Many thanks to Jack Ohman, The Oregonian |
It is fitting though sad that pizza magnate Herman Cain's presidential ambitions should be crashing on the shoals of his geographic ignorance during Geography Awareness Week. All that he could say for sure about Libya was that Obama's policy there was wrong, because he is Obama. The pause as he tried to remember anything -- anything at all -- about a country that has been in the news constantly for the past few months was excruciating. War is how Americans learn geography, if at all, but even war will not always do the trick, apparently.
Map of insurgent state in Libya as of February 2011, from the National Post in Canada. |
The lapse was embarrassing, even for the journalist asking the question, though it was a boon to comedian Jon Stewart. Political blogger Ana Marie Cox finds his demeanor about the incident even more troubling that the geographic ignorance itself.
For me, though, the greatest significance of the incident is that the ignorance we may mock in a politician is all too common in our own schools and workplaces. When I visit Nicaragua -- the second-poorest country in this hemisphere -- I notice that almost any kind of office or place of business has a couple of maps on the wall, as do most homes. In a contest over geographic knowledge, a high school graduate in almost any country of the world can run circles around most U.S. college graduates. Not just place-name geography, either, but where things are, why they are there, and how it matters. These things are much better taught in countries where progressive education did not mean getting rid of the geography teachers, as it has in too many parts of the United States.

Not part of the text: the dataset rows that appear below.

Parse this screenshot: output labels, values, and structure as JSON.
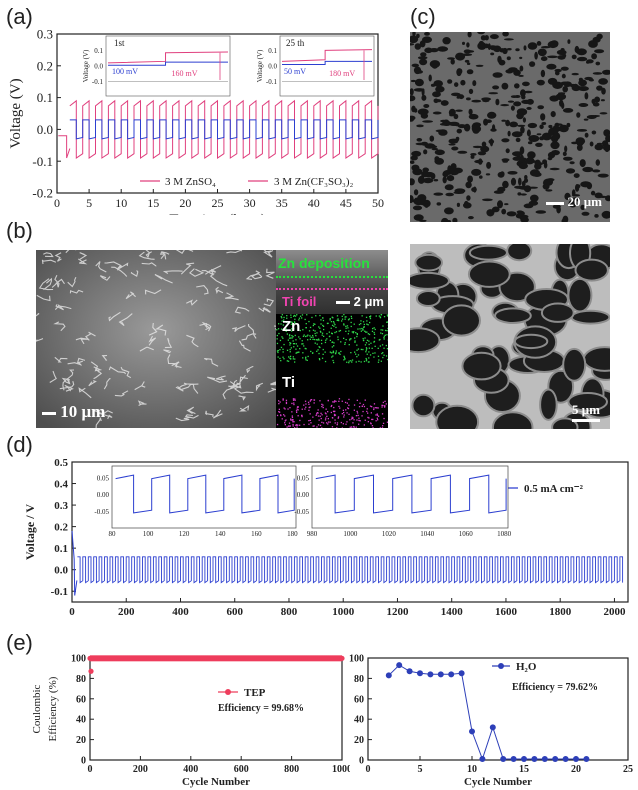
{
  "labels": {
    "a": "(a)",
    "b": "(b)",
    "c": "(c)",
    "d": "(d)",
    "e": "(e)"
  },
  "colors": {
    "pink": "#e0407e",
    "blue": "#2c3fd0",
    "red": "#ee3d5c",
    "navy": "#2d3fb8",
    "ink": "#222222"
  },
  "panel_b": {
    "scale_main": "10 μm",
    "tag_zn_dep": "Zn deposition",
    "tag_ti_foil": "Ti foil",
    "scale_inset": "2 μm",
    "map_zn": "Zn",
    "map_ti": "Ti"
  },
  "panel_c": {
    "scale_top": "20 μm",
    "scale_bottom": "5 μm"
  },
  "chart_data": [
    {
      "id": "a",
      "type": "line",
      "xlabel": "Test time (hour)",
      "ylabel": "Voltage (V)",
      "xlim": [
        0,
        50
      ],
      "ylim": [
        -0.2,
        0.3
      ],
      "xticks": [
        0,
        5,
        10,
        15,
        20,
        25,
        30,
        35,
        40,
        45,
        50
      ],
      "yticks": [
        -0.2,
        -0.1,
        0.0,
        0.1,
        0.2,
        0.3
      ],
      "series": [
        {
          "name": "3 M ZnSO₄",
          "color": "#e0407e",
          "period_h": 2.0,
          "high": 0.09,
          "low": -0.09
        },
        {
          "name": "3 M Zn(CF₃SO₃)₂",
          "color": "#2c3fd0",
          "period_h": 2.0,
          "high": 0.03,
          "low": -0.03
        }
      ],
      "insets": [
        {
          "label": "1st",
          "ylabel": "Voltage (V)",
          "yticks": [
            0.1,
            0.0,
            -0.1
          ],
          "ann_blue": "100 mV",
          "ann_pink": "160 mV"
        },
        {
          "label": "25 th",
          "ylabel": "Voltage (V)",
          "yticks": [
            0.1,
            0.0,
            -0.1
          ],
          "ann_blue": "50 mV",
          "ann_pink": "180 mV"
        }
      ]
    },
    {
      "id": "d",
      "type": "line",
      "xlabel": "Test Time / h",
      "ylabel": "Voltage / V",
      "xlim": [
        0,
        2050
      ],
      "ylim": [
        -0.15,
        0.5
      ],
      "xticks": [
        0,
        200,
        400,
        600,
        800,
        1000,
        1200,
        1400,
        1600,
        1800,
        2000
      ],
      "yticks": [
        -0.1,
        0.0,
        0.1,
        0.2,
        0.3,
        0.4,
        0.5
      ],
      "series": [
        {
          "name": "0.5 mA cm⁻²",
          "color": "#2c3fd0",
          "period_h": 20,
          "high": 0.06,
          "low": -0.06
        }
      ],
      "insets": [
        {
          "xticks": [
            80,
            100,
            120,
            140,
            160,
            180
          ],
          "yticks": [
            0.05,
            0.0,
            -0.05
          ],
          "xlim": [
            80,
            182
          ]
        },
        {
          "xticks": [
            980,
            1000,
            1020,
            1040,
            1060,
            1080
          ],
          "yticks": [
            0.05,
            0.0,
            -0.05
          ],
          "xlim": [
            980,
            1082
          ]
        }
      ]
    },
    {
      "id": "e-left",
      "type": "scatter",
      "xlabel": "Cycle Number",
      "ylabel": "Coulombic Efficiency (%)",
      "xlim": [
        0,
        1000
      ],
      "ylim": [
        0,
        100
      ],
      "xticks": [
        0,
        200,
        400,
        600,
        800,
        1000
      ],
      "yticks": [
        0,
        20,
        40,
        60,
        80,
        100
      ],
      "series": [
        {
          "name": "TEP",
          "color": "#ee3d5c",
          "value": 99.68
        }
      ],
      "annotation": "Efficiency = 99.68%"
    },
    {
      "id": "e-right",
      "type": "line",
      "xlabel": "Cycle Number",
      "ylabel": "",
      "xlim": [
        0,
        25
      ],
      "ylim": [
        0,
        100
      ],
      "xticks": [
        0,
        5,
        10,
        15,
        20,
        25
      ],
      "yticks": [
        0,
        20,
        40,
        60,
        80,
        100
      ],
      "series": [
        {
          "name": "H₂O",
          "color": "#2d3fb8",
          "x": [
            2,
            3,
            4,
            5,
            6,
            7,
            8,
            9,
            10,
            11,
            12,
            13,
            14,
            15,
            16,
            17,
            18,
            19,
            20,
            21
          ],
          "y": [
            83,
            93,
            87,
            85,
            84,
            84,
            84,
            85,
            28,
            1,
            32,
            1,
            1,
            1,
            1,
            1,
            1,
            1,
            1,
            1
          ]
        }
      ],
      "annotation": "Efficiency = 79.62%"
    }
  ]
}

In Massachusetts today, it is actually illegal to become a certified geography teacher at the secondary level. Fortunately, my colleagues and I have found allies in the State House who are interesting in changing this. If Senate Bill 182 -- which would simply restore geography to its previous position in the curriculum and teacher preparation -- becomes law, perhaps we could open a seventh-grade classroom for presidential hopefuls. Incidentally, the bill has both Democratic and Republican sponsorship; such a classroom would be open to candidates from any and all parties!